4. Attention drift: Human attention is not fixed, and we can change the target of attention at any time according to our needs. The attention mechanism also has a similar ability, which can change the distribution of attention according to the importance of the input at any time, so as to dynamically focus on the most relevant input at present. This dynamic attention allocation makes the model more flexible and powerful.

Therefore, the attention mechanism is similar to some characteristics of human attention, such as the ability to focus, filter, context awareness and attention drift, which enables the attention mechanism to selectively focus on certain parts of the input sequence and filter less relevant information. , and the ability to adjust the attention distribution according to the context, resulting in more accurate output results.
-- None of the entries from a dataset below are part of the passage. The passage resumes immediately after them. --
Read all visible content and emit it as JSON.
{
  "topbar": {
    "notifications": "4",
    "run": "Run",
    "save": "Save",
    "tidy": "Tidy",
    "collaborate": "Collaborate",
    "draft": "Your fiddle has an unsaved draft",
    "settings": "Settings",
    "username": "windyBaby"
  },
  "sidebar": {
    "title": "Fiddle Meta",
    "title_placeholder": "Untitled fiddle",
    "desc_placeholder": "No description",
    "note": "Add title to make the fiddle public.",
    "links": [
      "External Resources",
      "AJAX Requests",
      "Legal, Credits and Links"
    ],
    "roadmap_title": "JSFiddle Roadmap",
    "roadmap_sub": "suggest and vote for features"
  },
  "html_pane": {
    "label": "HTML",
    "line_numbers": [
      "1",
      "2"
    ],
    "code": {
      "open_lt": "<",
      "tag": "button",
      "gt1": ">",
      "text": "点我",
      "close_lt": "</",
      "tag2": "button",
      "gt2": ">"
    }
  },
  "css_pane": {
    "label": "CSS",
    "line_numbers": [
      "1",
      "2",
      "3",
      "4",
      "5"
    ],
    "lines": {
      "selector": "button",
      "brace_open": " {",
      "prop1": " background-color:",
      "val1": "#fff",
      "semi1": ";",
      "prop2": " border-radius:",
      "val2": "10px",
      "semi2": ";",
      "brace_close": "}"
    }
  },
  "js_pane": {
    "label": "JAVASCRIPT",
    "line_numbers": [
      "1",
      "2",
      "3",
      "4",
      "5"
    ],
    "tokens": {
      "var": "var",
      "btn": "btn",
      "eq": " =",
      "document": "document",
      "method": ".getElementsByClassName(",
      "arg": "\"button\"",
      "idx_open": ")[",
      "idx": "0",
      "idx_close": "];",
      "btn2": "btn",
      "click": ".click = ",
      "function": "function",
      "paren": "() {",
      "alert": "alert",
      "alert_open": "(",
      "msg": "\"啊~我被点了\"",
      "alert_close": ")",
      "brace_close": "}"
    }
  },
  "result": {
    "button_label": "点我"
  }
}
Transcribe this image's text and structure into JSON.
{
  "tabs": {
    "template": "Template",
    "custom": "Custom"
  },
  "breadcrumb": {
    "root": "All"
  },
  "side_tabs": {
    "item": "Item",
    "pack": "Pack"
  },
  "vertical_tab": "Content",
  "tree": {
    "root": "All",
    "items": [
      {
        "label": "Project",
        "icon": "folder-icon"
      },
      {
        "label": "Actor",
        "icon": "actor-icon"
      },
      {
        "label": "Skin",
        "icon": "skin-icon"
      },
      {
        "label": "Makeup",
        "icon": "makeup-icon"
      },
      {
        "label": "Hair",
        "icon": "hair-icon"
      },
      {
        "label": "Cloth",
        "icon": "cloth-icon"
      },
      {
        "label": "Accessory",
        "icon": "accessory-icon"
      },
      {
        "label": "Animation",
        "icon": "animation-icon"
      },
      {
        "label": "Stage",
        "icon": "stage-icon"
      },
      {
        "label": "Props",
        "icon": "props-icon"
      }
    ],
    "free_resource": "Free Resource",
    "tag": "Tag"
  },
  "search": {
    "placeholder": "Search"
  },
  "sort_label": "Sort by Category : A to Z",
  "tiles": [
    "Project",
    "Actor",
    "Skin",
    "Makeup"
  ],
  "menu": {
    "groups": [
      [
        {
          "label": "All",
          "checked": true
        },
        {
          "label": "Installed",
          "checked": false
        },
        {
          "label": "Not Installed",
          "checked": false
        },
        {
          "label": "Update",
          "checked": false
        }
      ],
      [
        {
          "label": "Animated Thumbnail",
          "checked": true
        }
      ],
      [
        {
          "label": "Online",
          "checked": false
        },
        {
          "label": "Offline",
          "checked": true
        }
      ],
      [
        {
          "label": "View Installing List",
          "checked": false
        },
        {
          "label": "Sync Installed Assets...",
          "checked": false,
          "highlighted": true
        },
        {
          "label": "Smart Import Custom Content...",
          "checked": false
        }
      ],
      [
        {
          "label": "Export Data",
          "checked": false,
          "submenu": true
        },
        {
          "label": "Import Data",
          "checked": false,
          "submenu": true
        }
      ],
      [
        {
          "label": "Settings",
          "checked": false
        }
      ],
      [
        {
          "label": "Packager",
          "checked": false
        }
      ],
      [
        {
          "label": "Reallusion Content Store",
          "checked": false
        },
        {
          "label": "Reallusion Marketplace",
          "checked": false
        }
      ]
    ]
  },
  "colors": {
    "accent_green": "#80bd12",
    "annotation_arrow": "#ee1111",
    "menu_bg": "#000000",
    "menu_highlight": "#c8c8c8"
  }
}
These features are learned by the neural network and then simulated.

Application of Attention in Deep Learning

Application of Attention to Images and Text

The above is to use the attention mechanism to identify key information, and all white areas are to generate text for the following image recognition:

An LSTM network with attention mechanism for text computation:

Since nature and humans have attention mechanisms, how to calculate attention in deep learning is how to judge which content in pictures and texts needs more attention.

Image Attention Calculation

In image processing, the main principle of the attention mechanism is to judge the correlation between the current input and each historical element (pixel here) in the input sequence, and assign weights to each pixel according to the correlation. These weights determine the Which pixels need special attention and focus, and which need to be filtered.

Specifically, the attention mechanism calculates the similarity or correlation between the current input feature and each historical pixel. Pixels with higher similarity are given greater weight, indicating that they are more important to the current input feature and require more attention. Pay more attention; pixels with lower similarity are given smaller weights, indicating that they have less influence and can be filtered.

Then, in the picture, the attention mechanism mainly judges the correlation between two inputs through the following methods:

1. Spatial attention: Calculate the relative positional relationship of two pixels in space, the closer the pixel is, the higher the correlation and the greater the weight. This attention can capture spatial structure information.

2. Channel attention: If two pixels are closer in value on the RGB channel, it is considered that the correlation is higher and the weight is greater. This can learn dependencies between channels.

3. Hierarchical attention: On the basis of spatial attention and channel attention, multi-layer attention can be established, and the high-level comprehensive low-level results are correlated with the input calculations. This enables attention to examine inputs at different levels of abstraction with greater accuracy.

4. Similarity attention: directly use methods such as dot product or cosine similarity to calculate the similarity between two pixels. The higher the similarity, the stronger the correlation and the greater the weight.

In image processing, the attention mechanism mainly calculates the correlation between the current input feature and each pixel, assigns different weights to the latter, and generates a new representation of the current input feature accordingly. Pixels with higher correlation have greater influence and greater weight, which enables the model to selectively focus on important regions in the input image and filter less relevant background regions. This process mimics how humans allocate attention to important information when comprehending images.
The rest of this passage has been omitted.